Dagegen ist ein „Trumpf“ Van der Bellens im Versuch, eine Anti-FPÖ-Koalition zu schmieden, möglicherweise nicht so stichhaltig. Der 72-Jährige wirbt damit, einen FPÖ-Kanzler auch bei einer Mehrheit der Rechtspopulisten nicht mit der Regierungsbildung beauftragen oder ihn vereidigen zu wollen. Aber 80 Prozent der Bevölkerung wollen „sehr“ oder zumindest „ziemlich“, dass ein Staatschef jede Regierung akzeptiert und keine Tabus kennt.
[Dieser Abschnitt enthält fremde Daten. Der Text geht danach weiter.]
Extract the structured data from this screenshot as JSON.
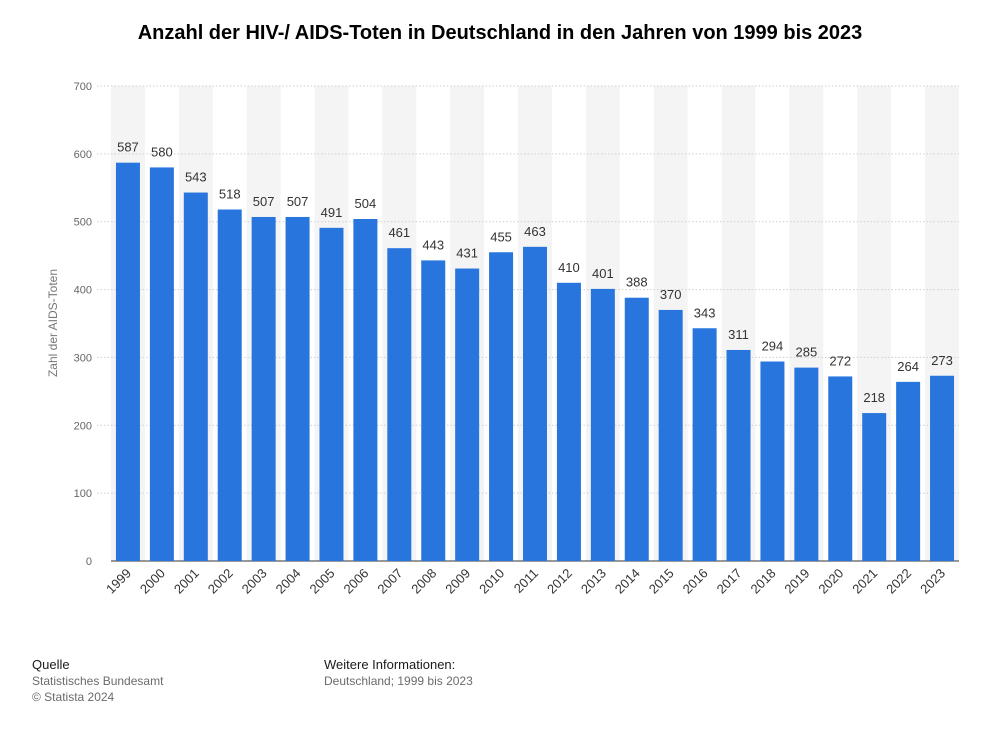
{
  "chart_data": {
    "type": "bar",
    "title": "Anzahl der HIV-/ AIDS-Toten in Deutschland in den Jahren von 1999 bis 2023",
    "xlabel": "",
    "ylabel": "Zahl der AIDS-Toten",
    "categories": [
      "1999",
      "2000",
      "2001",
      "2002",
      "2003",
      "2004",
      "2005",
      "2006",
      "2007",
      "2008",
      "2009",
      "2010",
      "2011",
      "2012",
      "2013",
      "2014",
      "2015",
      "2016",
      "2017",
      "2018",
      "2019",
      "2020",
      "2021",
      "2022",
      "2023"
    ],
    "values": [
      587,
      580,
      543,
      518,
      507,
      507,
      491,
      504,
      461,
      443,
      431,
      455,
      463,
      410,
      401,
      388,
      370,
      343,
      311,
      294,
      285,
      272,
      218,
      264,
      273
    ],
    "ylim": [
      0,
      700
    ],
    "yticks": [
      0,
      100,
      200,
      300,
      400,
      500,
      600,
      700
    ],
    "grid": true,
    "bar_color": "#2876dd"
  },
  "footer": {
    "source_heading": "Quelle",
    "source_name": "Statistisches Bundesamt",
    "copyright": "© Statista 2024",
    "info_heading": "Weitere Informationen:",
    "info_text": "Deutschland; 1999 bis 2023"
  },
  "colors": {
    "band": "#f4f4f4",
    "axis_text": "#666666",
    "label_text": "#333333"
  }
}
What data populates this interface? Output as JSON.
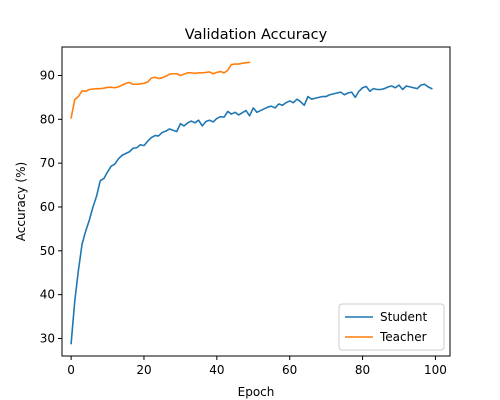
{
  "chart_data": {
    "type": "line",
    "title": "Validation Accuracy",
    "xlabel": "Epoch",
    "ylabel": "Accuracy (%)",
    "xlim": [
      -2.5,
      104
    ],
    "ylim": [
      26,
      96.5
    ],
    "xticks": [
      0,
      20,
      40,
      60,
      80,
      100
    ],
    "yticks": [
      30,
      40,
      50,
      60,
      70,
      80,
      90
    ],
    "grid": false,
    "legend_position": "lower-right",
    "series": [
      {
        "name": "Student",
        "color": "#1f77b4",
        "x": [
          0,
          1,
          2,
          3,
          4,
          5,
          6,
          7,
          8,
          9,
          10,
          11,
          12,
          13,
          14,
          15,
          16,
          17,
          18,
          19,
          20,
          21,
          22,
          23,
          24,
          25,
          26,
          27,
          28,
          29,
          30,
          31,
          32,
          33,
          34,
          35,
          36,
          37,
          38,
          39,
          40,
          41,
          42,
          43,
          44,
          45,
          46,
          47,
          48,
          49,
          50,
          51,
          52,
          53,
          54,
          55,
          56,
          57,
          58,
          59,
          60,
          61,
          62,
          63,
          64,
          65,
          66,
          67,
          68,
          69,
          70,
          71,
          72,
          73,
          74,
          75,
          76,
          77,
          78,
          79,
          80,
          81,
          82,
          83,
          84,
          85,
          86,
          87,
          88,
          89,
          90,
          91,
          92,
          93,
          94,
          95,
          96,
          97,
          98,
          99
        ],
        "values": [
          28.8,
          38.5,
          45.5,
          51.5,
          54.5,
          57.0,
          60.0,
          62.5,
          66.0,
          66.5,
          68.0,
          69.3,
          69.8,
          71.0,
          71.8,
          72.2,
          72.6,
          73.4,
          73.5,
          74.2,
          74.0,
          75.0,
          75.8,
          76.3,
          76.2,
          77.0,
          77.3,
          77.8,
          77.5,
          77.2,
          79.0,
          78.5,
          79.2,
          79.6,
          79.2,
          79.8,
          78.5,
          79.5,
          79.8,
          79.4,
          80.2,
          80.6,
          80.5,
          81.8,
          81.2,
          81.6,
          81.0,
          81.5,
          82.0,
          80.8,
          82.6,
          81.6,
          82.0,
          82.4,
          82.8,
          83.0,
          82.6,
          83.5,
          83.2,
          83.8,
          84.2,
          83.8,
          84.6,
          84.0,
          83.2,
          85.2,
          84.6,
          84.8,
          85.0,
          85.2,
          85.2,
          85.6,
          85.8,
          86.0,
          86.2,
          85.6,
          86.0,
          86.2,
          85.0,
          86.4,
          87.2,
          87.5,
          86.4,
          87.0,
          86.8,
          86.8,
          87.0,
          87.4,
          87.6,
          87.2,
          87.8,
          86.8,
          87.6,
          87.4,
          87.2,
          87.0,
          87.8,
          88.0,
          87.4,
          87.0
        ]
      },
      {
        "name": "Teacher",
        "color": "#ff7f0e",
        "x": [
          0,
          1,
          2,
          3,
          4,
          5,
          6,
          7,
          8,
          9,
          10,
          11,
          12,
          13,
          14,
          15,
          16,
          17,
          18,
          19,
          20,
          21,
          22,
          23,
          24,
          25,
          26,
          27,
          28,
          29,
          30,
          31,
          32,
          33,
          34,
          35,
          36,
          37,
          38,
          39,
          40,
          41,
          42,
          43,
          44,
          45,
          46,
          47,
          48,
          49
        ],
        "values": [
          80.3,
          84.5,
          85.2,
          86.5,
          86.4,
          86.8,
          86.9,
          87.0,
          87.0,
          87.1,
          87.3,
          87.3,
          87.2,
          87.4,
          87.8,
          88.2,
          88.4,
          88.0,
          88.0,
          88.1,
          88.2,
          88.5,
          89.4,
          89.6,
          89.3,
          89.5,
          89.8,
          90.3,
          90.4,
          90.4,
          90.0,
          90.3,
          90.6,
          90.6,
          90.5,
          90.6,
          90.6,
          90.7,
          90.8,
          90.4,
          90.7,
          90.9,
          90.6,
          91.2,
          92.5,
          92.6,
          92.6,
          92.8,
          92.9,
          93.0
        ]
      }
    ]
  }
}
Der Erfolg einer Anti-FPÖ-Koalition scheint unter diesen Vorzeichen zumindest fraglich.

Das Triumph der FPÖ basiert längst nicht allein auf ihrer Anti-Willkommens-Haltung in der Flüchtlingsfrage. Vielmehr befürchten viele Bürger einen wirtschaftlichen Niedergang. Nicht von ungefähr will die Regierung nun also hier nachlegen. „Das ist ein Warnsignal an die Regierung. Krempelt endlich die Ärmel auf. Und tut etwas gegen die Arbeitslosigkeit und die steigende Zahl von Menschen, die nicht von ihrer Arbeit leben können“, sagte Kanzler Werner Faymann dem „Kurier“ (Montag).

Ungemach droht der SPÖ auch wegen ihrer inzwischen restriktiven Flüchtlingspolitik. Die geplante Verschärfung der Asylgesetze in dieser Woche im Parlament wollen nicht alle Genossen mitmachen. Der Schwenk habe nichts gebracht und zerstöre die Werte der Partei. „Die Menschen gehen zum Schmied und nicht zum Schmiedl“, hieß es mit Blick auf die FPÖ, die das eigentliche Sammelbecken für die Flüchtlings-Skeptiker sei.